By Dubai Abulhoul
It was a clear and brisk Thursday night in Flat Rock, Michigan, when Robert Williams, a 25-year-old lineworker, made his way to the Ford Motor Company’s assembly plant to begin his night shift. Williams was tasked with overseeing a robot that was built to retrieve parts from a nearby storage facility, and it so happened that on that night, the entire system shut down. Williams decided to take matters into his own hands, and to perform the task manually. However, the robot slowly began to operate, and proceeded to smash the back of Williams’ head for thirty consecutive minutes. By the time his co-workers found him, it was already too late.
Williams’ death marked the first time in history where a robot was held responsible for the murder of a human being, but it certainly was not the last. A 22-year-old contractor who worked at one of Volkswagen’s plants near Frankfurt endured a similar fate, when a stationary robot violently crushed him against a sharp metal board. While those incidents have fortunately remained few and far between, I could not help but reflect on them as I read through Max Tegmark’s Life 3.0, which explores the meaning of being human in the age of artificial intelligence. Many thought leaders have attempted to explore the nuances that shape the public debate surrounding the future of artificial intelligence, but Tegmark takes on the task of addressing quite an existential question in his book: what will happen when humans are no longer the smartest species on the planet?
In recent years, thought leaders have generally grouped themselves into one of three camps in regard to their positions on this topic: the digital utopians, who believe that transitioning minds to a fully digital realm is in fact the next step in the cosmic revolution, the techno sceptics, who agree with digital utopians but believe that a shift to a fully machine-run universe will not happen for at least a few more centuries, and the beneficial AI movement, which advocates for dramatically increasing AI-safety research long before the scientific community entertains any form of existential future outcome.
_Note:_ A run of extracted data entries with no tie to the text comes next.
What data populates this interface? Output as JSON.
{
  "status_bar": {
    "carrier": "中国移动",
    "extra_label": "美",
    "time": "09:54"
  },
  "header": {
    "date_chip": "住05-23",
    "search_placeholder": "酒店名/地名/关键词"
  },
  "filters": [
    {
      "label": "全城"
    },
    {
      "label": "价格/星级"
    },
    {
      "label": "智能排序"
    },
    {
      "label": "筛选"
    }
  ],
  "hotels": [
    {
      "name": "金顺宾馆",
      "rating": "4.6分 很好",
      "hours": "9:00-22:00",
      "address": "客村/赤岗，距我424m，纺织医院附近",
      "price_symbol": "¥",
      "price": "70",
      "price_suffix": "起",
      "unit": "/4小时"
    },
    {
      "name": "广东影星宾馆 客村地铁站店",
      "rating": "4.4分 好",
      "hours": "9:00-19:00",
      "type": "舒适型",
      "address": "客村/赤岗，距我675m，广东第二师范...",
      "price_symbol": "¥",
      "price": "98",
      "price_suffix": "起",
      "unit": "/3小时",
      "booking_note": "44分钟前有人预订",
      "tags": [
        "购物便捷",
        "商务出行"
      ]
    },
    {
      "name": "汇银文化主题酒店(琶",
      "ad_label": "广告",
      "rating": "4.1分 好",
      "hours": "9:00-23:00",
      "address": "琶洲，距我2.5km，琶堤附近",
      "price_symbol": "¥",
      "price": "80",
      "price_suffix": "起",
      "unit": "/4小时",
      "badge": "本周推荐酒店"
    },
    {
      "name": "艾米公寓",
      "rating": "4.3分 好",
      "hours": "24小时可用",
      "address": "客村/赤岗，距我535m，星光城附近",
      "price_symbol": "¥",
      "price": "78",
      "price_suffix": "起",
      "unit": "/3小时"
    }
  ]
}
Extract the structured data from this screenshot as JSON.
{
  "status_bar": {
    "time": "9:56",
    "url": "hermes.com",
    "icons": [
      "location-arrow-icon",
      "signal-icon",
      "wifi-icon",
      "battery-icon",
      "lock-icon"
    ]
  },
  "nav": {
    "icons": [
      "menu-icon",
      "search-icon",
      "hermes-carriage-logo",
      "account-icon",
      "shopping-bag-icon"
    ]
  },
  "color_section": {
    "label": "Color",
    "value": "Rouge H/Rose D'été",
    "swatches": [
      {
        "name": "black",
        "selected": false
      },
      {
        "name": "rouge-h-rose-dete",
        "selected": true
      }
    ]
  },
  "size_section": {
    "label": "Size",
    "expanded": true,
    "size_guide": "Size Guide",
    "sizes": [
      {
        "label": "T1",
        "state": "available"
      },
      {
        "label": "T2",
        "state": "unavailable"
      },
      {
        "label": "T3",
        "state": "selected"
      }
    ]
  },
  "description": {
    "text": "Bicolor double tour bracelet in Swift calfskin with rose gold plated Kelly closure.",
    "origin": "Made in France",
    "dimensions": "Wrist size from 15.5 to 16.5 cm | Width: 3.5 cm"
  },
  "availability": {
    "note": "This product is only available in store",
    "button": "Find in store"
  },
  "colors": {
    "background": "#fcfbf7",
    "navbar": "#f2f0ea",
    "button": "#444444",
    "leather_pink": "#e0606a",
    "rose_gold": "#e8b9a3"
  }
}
Tegmark makes it clear that the emergence of an AI-centred world is no longer a hypothetical scenario. It is a matter of when, not if, it will become a reality, and the journey towards that world will neither be straight, nor binary.
We have plenty of literature on how our collective future will look like if the machines fully take over, but we have little analysis in comparison on how the individual decisions we make today will shape that outcome. This is an area that remains inadequately debated and discussed, but also increasingly harder for us to ignore going forward.
Tegmark’s thought-provoking book concludes on a positive note, but I believe that Yuval Harrari’s ending in Sapiens more accurately describes what’s truly at stake in the coming few years and decades. Harrari explains that – in light of the direction scientists are now taking – the hardest question that we will face with emergence of technology and artificial intelligence will not be ‘What do we want to become?’, but ‘What do we want to want?’. He goes on to say that those who are not spooked by this question probably haven’t given it enough thought.
I fully agree.
The author is an Emirati novelist-writer, and a Rhodes Scholar.